Colonizing society, organizations, and governments violates that inherent right when it attempts to place misinformed restrictions on seal products, restrictions that have caused immeasurable harm to indigenous communities across the north. Inuit originally joined the commercial seal market due to pressures from colonization. They were herded into permanent settled communities and actively prevented from living traditional lifestyles. Sled dogs were shot by the RCMP. The Inuit people turned to the monetary economy to buy fuel for their snowmobiles and to survive.

The banning of products from the Inuit hunt caused economic devastation, and I can attest, personal humiliation among Inuit communities. The seal skin market is so important because it allows Inuit to maintain a piece of their traditional lifestyle, and in doing so, assert autonomy and control over their social systems.

Nunavik Creations is an example of the tremendous entrepreneurship in the north of my riding. The award-winning company employs Inuit women from various communities in Nunavik as seamstresses, designers, creative analysts, sample makers, pattern makers, and in administrative roles promoting Inuit culture through their unique garments.

Creating a day each year when all of Canada supports the inherent right that Inuit have to participate in the economy, take care of their families and communities, and thrive in this millennium would go a long way toward truth-telling and making amends for previous wrongs done to indigenous peoples.
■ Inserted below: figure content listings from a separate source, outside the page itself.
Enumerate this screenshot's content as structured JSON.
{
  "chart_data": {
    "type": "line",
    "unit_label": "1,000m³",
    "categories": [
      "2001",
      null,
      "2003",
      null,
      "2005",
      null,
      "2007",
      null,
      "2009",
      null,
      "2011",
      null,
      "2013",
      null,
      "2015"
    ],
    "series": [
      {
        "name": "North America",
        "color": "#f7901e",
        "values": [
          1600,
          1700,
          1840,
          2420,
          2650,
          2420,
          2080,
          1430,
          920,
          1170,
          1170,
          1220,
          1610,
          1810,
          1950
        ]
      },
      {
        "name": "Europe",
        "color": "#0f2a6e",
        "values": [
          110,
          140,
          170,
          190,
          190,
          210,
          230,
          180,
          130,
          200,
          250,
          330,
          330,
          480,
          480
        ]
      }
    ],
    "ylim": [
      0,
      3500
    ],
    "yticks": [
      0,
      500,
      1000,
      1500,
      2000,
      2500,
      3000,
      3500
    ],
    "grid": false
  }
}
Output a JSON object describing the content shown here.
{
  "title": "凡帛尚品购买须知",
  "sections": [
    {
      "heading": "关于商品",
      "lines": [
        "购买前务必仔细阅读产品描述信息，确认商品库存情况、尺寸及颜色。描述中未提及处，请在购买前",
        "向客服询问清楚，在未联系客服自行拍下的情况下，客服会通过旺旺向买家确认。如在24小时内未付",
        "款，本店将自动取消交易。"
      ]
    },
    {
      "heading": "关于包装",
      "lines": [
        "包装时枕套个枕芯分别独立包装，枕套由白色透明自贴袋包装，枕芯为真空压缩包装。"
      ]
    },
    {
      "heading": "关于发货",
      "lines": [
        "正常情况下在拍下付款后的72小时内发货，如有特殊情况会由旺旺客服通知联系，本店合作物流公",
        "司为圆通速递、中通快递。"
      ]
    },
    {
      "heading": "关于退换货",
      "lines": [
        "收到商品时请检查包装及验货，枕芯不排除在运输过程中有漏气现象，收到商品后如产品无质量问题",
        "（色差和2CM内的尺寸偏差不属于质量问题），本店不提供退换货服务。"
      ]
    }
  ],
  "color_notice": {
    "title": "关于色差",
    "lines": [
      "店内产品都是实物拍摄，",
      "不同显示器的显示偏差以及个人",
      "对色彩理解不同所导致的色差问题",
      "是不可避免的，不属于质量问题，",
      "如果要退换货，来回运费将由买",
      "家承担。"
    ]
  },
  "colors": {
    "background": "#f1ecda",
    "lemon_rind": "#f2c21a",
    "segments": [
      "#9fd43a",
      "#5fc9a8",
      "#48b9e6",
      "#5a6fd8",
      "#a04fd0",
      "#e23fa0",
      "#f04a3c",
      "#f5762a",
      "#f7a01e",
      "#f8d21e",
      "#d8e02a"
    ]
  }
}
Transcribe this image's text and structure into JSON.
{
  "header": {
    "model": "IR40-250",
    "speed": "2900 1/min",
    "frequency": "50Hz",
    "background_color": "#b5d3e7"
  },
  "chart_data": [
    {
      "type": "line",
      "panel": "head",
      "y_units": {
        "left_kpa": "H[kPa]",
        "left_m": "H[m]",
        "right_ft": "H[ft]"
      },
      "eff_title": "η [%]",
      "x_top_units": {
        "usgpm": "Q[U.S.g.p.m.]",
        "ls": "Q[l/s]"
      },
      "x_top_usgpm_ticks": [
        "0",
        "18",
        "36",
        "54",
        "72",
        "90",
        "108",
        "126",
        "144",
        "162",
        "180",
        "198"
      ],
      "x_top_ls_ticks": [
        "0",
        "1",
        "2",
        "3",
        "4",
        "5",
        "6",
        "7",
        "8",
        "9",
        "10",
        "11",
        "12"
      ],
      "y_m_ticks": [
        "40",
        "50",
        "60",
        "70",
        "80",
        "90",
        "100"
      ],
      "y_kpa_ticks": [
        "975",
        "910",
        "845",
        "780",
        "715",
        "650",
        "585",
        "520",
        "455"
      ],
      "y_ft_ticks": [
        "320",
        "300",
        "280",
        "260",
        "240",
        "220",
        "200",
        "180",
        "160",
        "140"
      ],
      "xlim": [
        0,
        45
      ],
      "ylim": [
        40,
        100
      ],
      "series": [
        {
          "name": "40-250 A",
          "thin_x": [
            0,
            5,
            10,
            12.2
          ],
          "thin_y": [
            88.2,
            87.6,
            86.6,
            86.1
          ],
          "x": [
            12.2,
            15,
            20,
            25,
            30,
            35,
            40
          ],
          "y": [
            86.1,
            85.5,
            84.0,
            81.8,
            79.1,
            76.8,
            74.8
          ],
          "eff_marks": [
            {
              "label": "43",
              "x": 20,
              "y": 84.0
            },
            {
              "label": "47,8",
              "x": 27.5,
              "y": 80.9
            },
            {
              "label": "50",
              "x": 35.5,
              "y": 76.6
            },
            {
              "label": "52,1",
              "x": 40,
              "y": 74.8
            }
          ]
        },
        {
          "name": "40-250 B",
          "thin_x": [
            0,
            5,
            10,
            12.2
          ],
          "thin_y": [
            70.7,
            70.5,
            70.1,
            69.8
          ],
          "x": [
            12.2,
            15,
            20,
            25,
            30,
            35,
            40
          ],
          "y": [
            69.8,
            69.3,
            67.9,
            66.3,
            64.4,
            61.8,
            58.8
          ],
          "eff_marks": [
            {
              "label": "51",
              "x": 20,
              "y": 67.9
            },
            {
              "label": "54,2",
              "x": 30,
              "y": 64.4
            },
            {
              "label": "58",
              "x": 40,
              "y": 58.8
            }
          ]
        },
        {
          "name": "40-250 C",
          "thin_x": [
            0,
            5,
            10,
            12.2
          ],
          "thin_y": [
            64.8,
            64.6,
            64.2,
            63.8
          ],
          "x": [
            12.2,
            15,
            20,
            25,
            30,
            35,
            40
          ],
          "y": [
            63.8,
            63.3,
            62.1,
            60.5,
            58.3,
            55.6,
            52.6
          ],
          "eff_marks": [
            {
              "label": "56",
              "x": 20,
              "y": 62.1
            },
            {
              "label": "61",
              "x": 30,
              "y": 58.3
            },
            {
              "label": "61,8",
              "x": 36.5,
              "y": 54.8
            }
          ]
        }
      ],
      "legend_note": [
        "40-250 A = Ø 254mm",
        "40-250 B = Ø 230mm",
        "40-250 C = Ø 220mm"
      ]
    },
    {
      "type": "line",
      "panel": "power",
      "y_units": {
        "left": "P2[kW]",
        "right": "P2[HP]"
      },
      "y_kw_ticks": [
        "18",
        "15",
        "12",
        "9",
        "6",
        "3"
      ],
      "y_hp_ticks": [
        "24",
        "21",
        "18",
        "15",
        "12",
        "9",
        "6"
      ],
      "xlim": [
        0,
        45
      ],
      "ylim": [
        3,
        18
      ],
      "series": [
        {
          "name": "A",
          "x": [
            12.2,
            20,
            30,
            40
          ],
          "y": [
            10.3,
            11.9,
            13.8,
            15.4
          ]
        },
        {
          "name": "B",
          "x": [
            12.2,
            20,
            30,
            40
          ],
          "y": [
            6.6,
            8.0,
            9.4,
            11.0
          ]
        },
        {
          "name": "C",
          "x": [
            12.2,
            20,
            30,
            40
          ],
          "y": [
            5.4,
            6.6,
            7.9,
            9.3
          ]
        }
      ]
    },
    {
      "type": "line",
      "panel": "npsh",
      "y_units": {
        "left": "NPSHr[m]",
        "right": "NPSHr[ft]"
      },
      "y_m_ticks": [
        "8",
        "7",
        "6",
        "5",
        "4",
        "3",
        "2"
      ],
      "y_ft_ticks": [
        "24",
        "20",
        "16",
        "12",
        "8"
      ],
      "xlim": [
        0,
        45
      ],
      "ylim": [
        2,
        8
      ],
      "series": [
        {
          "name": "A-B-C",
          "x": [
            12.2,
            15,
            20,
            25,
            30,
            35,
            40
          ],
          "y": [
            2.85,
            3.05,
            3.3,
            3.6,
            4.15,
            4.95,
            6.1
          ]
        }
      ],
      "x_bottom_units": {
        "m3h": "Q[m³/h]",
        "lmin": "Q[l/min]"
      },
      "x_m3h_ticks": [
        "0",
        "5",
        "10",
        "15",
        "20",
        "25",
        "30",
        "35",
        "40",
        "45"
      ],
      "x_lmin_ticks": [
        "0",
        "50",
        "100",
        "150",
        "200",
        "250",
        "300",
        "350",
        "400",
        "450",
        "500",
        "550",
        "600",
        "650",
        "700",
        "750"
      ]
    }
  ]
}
Indigenous peoples, as stewards of their territories, have the obligation to care for the land and waters. For Inuit, the right to maintain and promote spiritual practices is closely connected to hunting seal. Throughout the Arctic, stories are told about an aquatic female character, sometimes called Sanna. She controls the sea mammals and determines the fate of surface dwellers. She is someone to beg when a hunter is hopeful, and someone to blame if a hunter fails. If we are to advance our understanding of Inuit-defined sovereignty, the first important entity we must recognize is the sea. In doing so, we must respect all Inuit practices connected to the sea and Sanna's children, the sea mammals.

The relationship between humans and seals, which has developed over thousands of years through precise observations while out on the sea ice waiting to harpoon a seal, while monitoring seal breathing holes, birthing dens, and migration patterns, is central to Inuit culture.

I am proud to stand in the House and say that I fully support Bill S-208, legislation that supports the inherent rights of the Inuit to maintain their social, cultural, political, and economic relationship to the seals, to Sanna, and to the sea.